Di Desa Belangian, sambutan hangat mulai terasa. Desa yang sangat asri meski telah dipoles oleh pemerintah sebagai desa wisata untuk menyambut para turis. Tokoh-tokoh desa mengalungkan sasirangan atau batik kepada perwakilan para tamu. Setiba di sana, peserta dikumpulkan di halaman Masjid Al Jihad Belangian. Puluhan sepeda motor lengkap dengan driver ojeknya sudah menunggu satu-satu peserta.
Saya kebetulan diberikan driver bernama Rizal (32), yang mengaku sangat senang kalau ada orang berkunjung ke Belangian. Satu trip mengantar ke hutan, dia dapat Rp40 ribu. Belum untuk kembali dengan dana yang sama. Sudah tiga tahun Rizal mengojek di lokasi kelahirannya itu. Dia punya dua anak, satu SD di Belangian dan satu lagi kelas 2 MTS di luar desa. Di desanya belum ada sekolah kecuali SDN Belangian.

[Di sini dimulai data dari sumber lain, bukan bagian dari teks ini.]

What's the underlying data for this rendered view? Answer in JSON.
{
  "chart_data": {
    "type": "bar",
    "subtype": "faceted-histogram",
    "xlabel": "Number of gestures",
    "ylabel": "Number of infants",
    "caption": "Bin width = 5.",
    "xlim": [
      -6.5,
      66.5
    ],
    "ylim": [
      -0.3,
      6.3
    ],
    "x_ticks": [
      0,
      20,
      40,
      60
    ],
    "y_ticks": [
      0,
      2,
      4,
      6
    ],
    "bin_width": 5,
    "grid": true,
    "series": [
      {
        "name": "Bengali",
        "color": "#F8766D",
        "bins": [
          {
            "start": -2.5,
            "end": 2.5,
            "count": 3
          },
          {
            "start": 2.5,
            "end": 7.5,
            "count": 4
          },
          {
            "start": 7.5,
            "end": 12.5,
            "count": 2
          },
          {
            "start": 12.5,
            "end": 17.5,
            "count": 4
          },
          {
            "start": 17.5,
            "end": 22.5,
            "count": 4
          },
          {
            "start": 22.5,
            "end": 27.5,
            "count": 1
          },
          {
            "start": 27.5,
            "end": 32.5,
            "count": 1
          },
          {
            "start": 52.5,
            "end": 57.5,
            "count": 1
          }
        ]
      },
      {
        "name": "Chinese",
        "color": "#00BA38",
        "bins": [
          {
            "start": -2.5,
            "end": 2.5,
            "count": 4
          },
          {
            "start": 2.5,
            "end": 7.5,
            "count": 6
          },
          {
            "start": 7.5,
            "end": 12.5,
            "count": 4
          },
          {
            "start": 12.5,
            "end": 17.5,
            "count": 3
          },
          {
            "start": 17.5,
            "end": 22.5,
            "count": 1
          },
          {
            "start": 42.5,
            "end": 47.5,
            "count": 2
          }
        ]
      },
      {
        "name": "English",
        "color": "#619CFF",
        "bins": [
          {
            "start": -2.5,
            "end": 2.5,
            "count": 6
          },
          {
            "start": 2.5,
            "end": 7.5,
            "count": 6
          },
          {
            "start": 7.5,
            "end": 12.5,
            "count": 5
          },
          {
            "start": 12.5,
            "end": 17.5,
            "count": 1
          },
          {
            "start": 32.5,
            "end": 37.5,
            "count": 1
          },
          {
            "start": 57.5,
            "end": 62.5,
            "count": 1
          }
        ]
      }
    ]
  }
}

Tanpa ragu Rizal mengantar saya dan lainnya melintasi jalanan mendaki yang sudah dibeton selebar 2-3 meter. Meski untuk sepeda motor biasa, jalan itu cukup berat dan harus ekstra hati-hati dan ngeri-ngeri sedap. Pengemudi dan penumpang sama-sama tak pakai helm. Perhentian pertama di Hapunit Pos 1 sejauh 2,27 Km. Di lokasi ini ada shelter kembar yang dibangun dari dana Pemprov Kalsel sejak tahun 2019.
Seorang petugas UPT Tahura Sultan Adam, Dinas Kehutanan Provinsi Kalsel Abidin Nahdi yang diminta panitia memberikan penjelasan menyebut, hutan ini adalah sumber kehidupan langsung atau tidak langsung 350 warga atau 105 KK di Belangian. Di sana ditanam pohon karet, jengkol, petai, kemiri, jambu mete, trembesi dan lainnya.
“Ini adalah pohon-pohon yang ditanam untuk membantu warga. Bukan pohon-pohon besar yang ada di hutan. Karena masih tiga tahun, mungkin belum banyak yang bisa dimanfaatkan dengan maksimal,” katanya didampingi tim dari SIWO PWI pusat.
Bambang Susilo, petugas Seksi Perlindungan Hutan Dinas Kehutanan Kalsel mengatakan, hutan di kawasan ini juga menjadi tempat lokasi hutan reboisasi. Karena perusahan pemilik izin pinjam pakai yang diwajibkan melakukan rehabilitasi hutan. Mereka menanam aneka tanaman. Satu IPKH (Izin Pengelolaan Kawasan Hutan) bisa menanam 300 hektare.
“Saat ini sudah 1.500 hektare yang sudah ditanam perusahan pemegang izin pinjam pakai. Seperti PT Adaro yang mengggunakan lahan ratusan hektare. Kewajiban mereka mengelola hutan ini semala tiga tahun. Dilakukan penilaian. Kalau diterima maka akan diserahkan lagi ke masyarakat. Nanti yang menikmati masyarakat,” kata Bambang.
Bambang juga menyebut, sebenarnya selain lewat jalur waduk, ke Belangian bisa ditempuh jalur darat. Tapi dengan kendaraan motor trail dan sejenisnya, karena jalan yang masih setapak. “Ini yang diharapkan masyarakat. Agar suatu saat bisa menggunakan jalur darat yang lebih cepat. Melewati Desa Kiram, meski jauh tapi karena jalur darat bisa lebih cepat,” katanya.
Bambang menyebut, di hutan itu juga masih banyak satwa endemik seperti rusa, kijang, macan, burung, rusa, beruang madu, babi hutan, bekantan dan lainnya. “Yang pasti, semua warga di sini bertanggung jawab memelihara hutan ini untuk sumber rezeki mereka. Juga untuk menghasilkan oksigen sebagai paru-paru dunia,” kata Bambang.
Melanjutkan perjalanan dengan ojek, kami dibawa ke sebuah titik yang terdapat pohon yang mencolok. Disebut pohon benuang laki yang berdiameter 2,25 meter dan tinggi 50-60 meter.
Diperkirakan sudah berumur sekitar 70-80 tahun. “Pohon ini istimewa. Sangat kuat dan berumur panjang. Akar tunjang besar dan kuat. Biasa digunakan untuk perkakas rumah tangga. Tapi yang ini tidak bisa ditebang karena berada di hutan lindung,” katanya.
Meninggalkan pohon “keramat” peserta bergerak ke ujung jalan yaitu di Sungai Lua. Di sana jalan beton berakhir. Perjalanan ini berjarak 1,7 KM saja dengan medan terjal. Meski ada juga yang terbuat dari rangkaian paving block. Panorama sungai dan bebatuan memang memesona di ujung sana.